Informasi yang dihimpun, kegiatan tersebut berlangsung sejak pagi dan menyasar beberapa bagian penting di lingkungan Pemkot Bekasi. Di antaranya Badan Pendapatan Daerah (Bapenda), Dinas Lingkungan Hidup (DLH), serta bidang kerja sama pada Sekretariat Daerah (Setda) Kota Bekasi.
Kehadiran tim penyidik Kejaksaan Agung sempat menarik perhatian sejumlah pegawai yang berada di lingkungan kantor pemerintahan tersebut. Aktivitas pemeriksaan dan penggeledahan dilakukan di sejumlah ruangan.

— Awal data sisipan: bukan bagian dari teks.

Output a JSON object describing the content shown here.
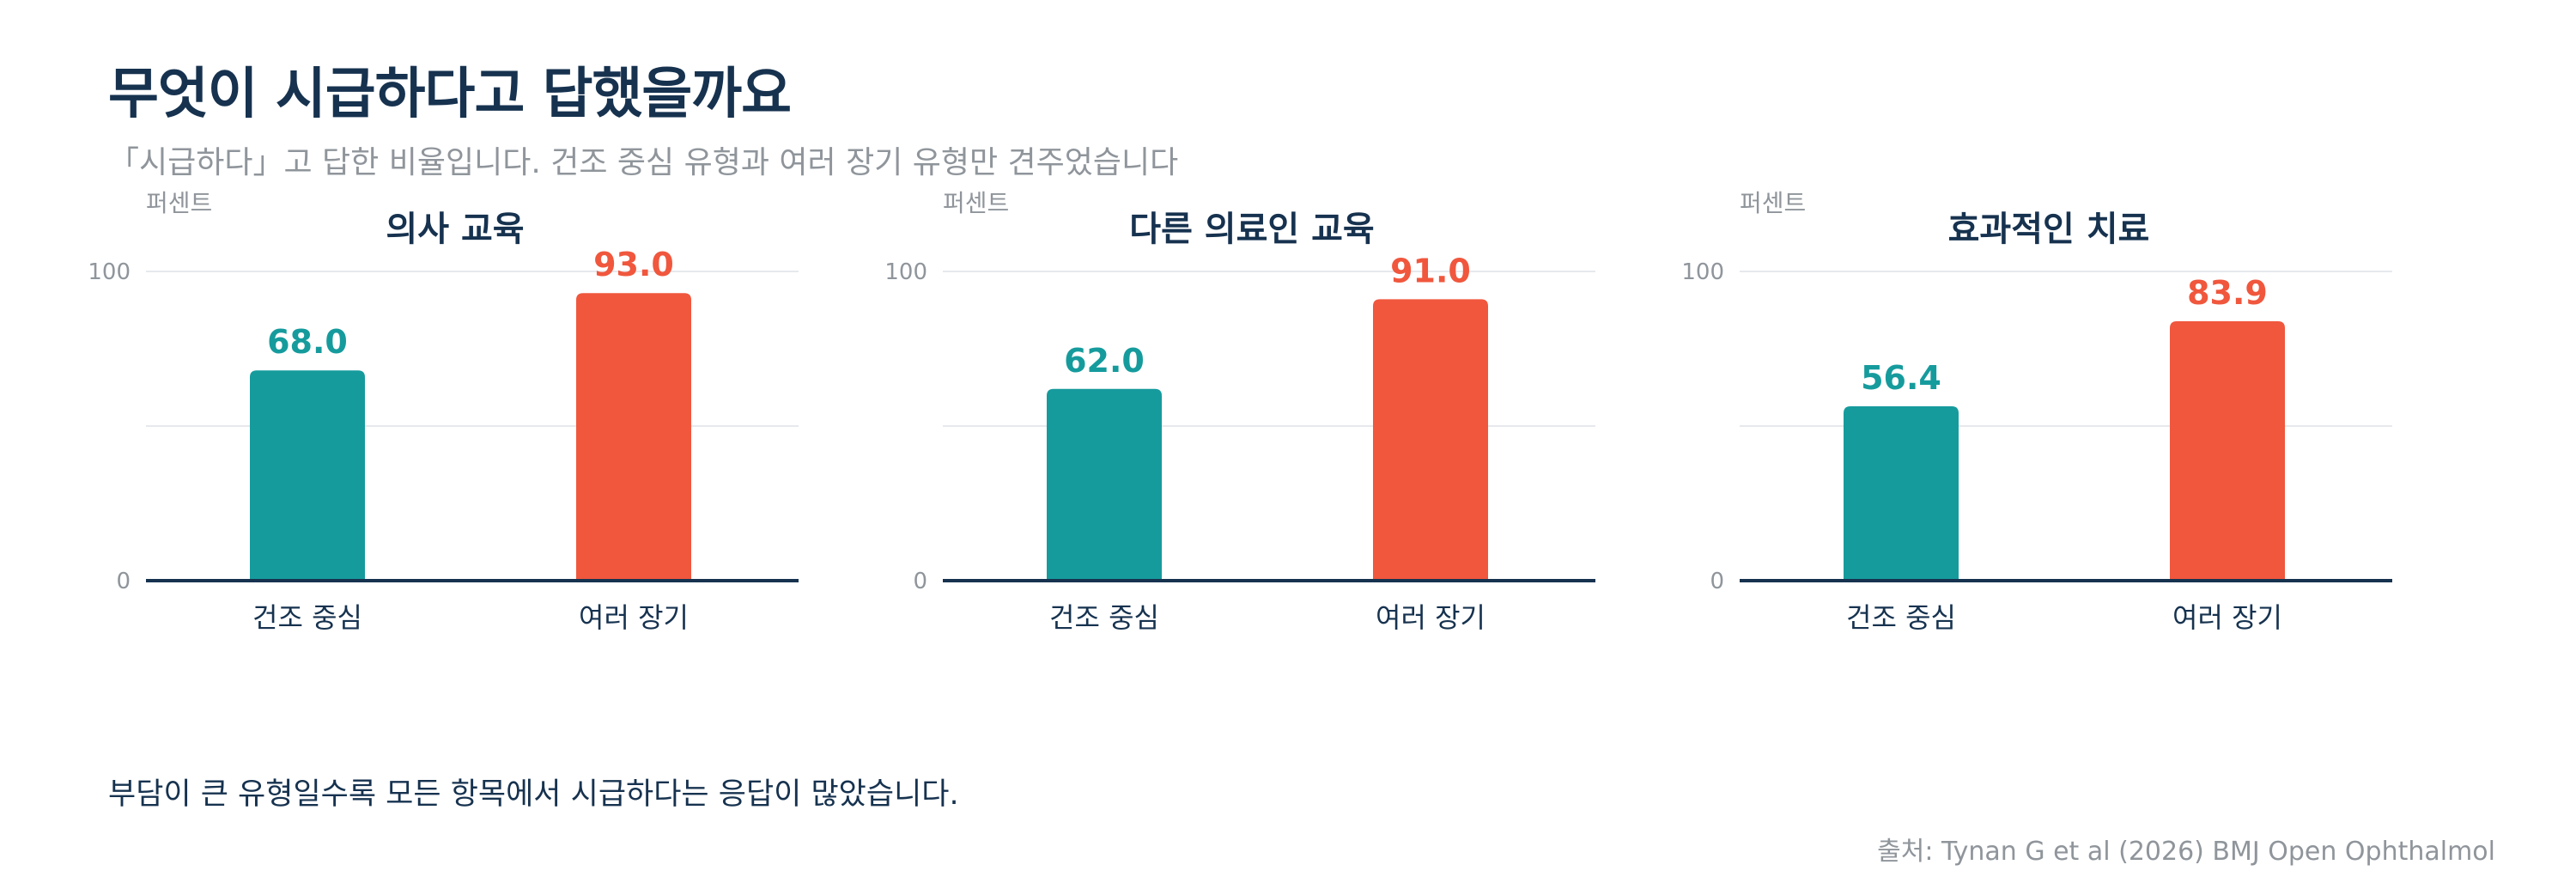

“Memang benar ada yang geledah beberapa ruangan,” ujar seorang pegawai ASN di lingkungan Pemerintah Kota Bekasi yang meminta identitasnya tidak disebutkan.
Kejagung Benarkan Penggeledahan
Kepala Pusat Penerangan Hukum Kejaksaan Agung, Anang Supriatna, membenarkan adanya kegiatan penggeledahan di lingkungan Pemerintah Kota Bekasi.
“Benar, ada giat penggeledahan di beberapa titik di Pemkot Bekasi,” kata Anang saat dikonfirmasi.
Namun demikian, hingga berita ini diturunkan, Kejaksaan Agung belum menyampaikan secara rinci perkara yang menjadi dasar maupun dokumen atau barang yang dicari dalam kegiatan penggeledahan tersebut.
Karena itu, informasi mengenai dugaan keterkaitan penggeledahan dengan perkara tertentu masih perlu menunggu keterangan resmi dari penyidik Kejaksaan Agung.
Publik Menanti Penjelasan Resmi
Penggeledahan di sejumlah OPD tersebut menjadi perhatian karena dilakukan di beberapa bagian yang memiliki fungsi strategis dalam penyelenggaraan pemerintahan daerah.
Sebelumnya, penanganan dugaan penyimpangan kerja sama PT Migas Perseroda Kota Bekasi dengan Foster Oil and Energy Pte Ltd juga telah menjadi perhatian publik dan disebut telah ditangani oleh Kejaksaan Agung. Namun, belum ada konfirmasi resmi dari Kejaksaan Agung bahwa penggeledahan pada Kamis (17/9/2026) berkaitan dengan perkara tersebut.
Dengan belum adanya penjelasan mengenai perkara yang menjadi dasar penggeledahan, publik masih menunggu keterangan lebih lengkap dari Kejaksaan Agung mengenai tujuan, objek, serta hasil kegiatan penyidik di lingkungan Pemkot Bekasi.
Asas praduga tak bersalah tetap berlaku terhadap seluruh pihak sampai terdapat putusan hukum yang berkekuatan hukum tetap.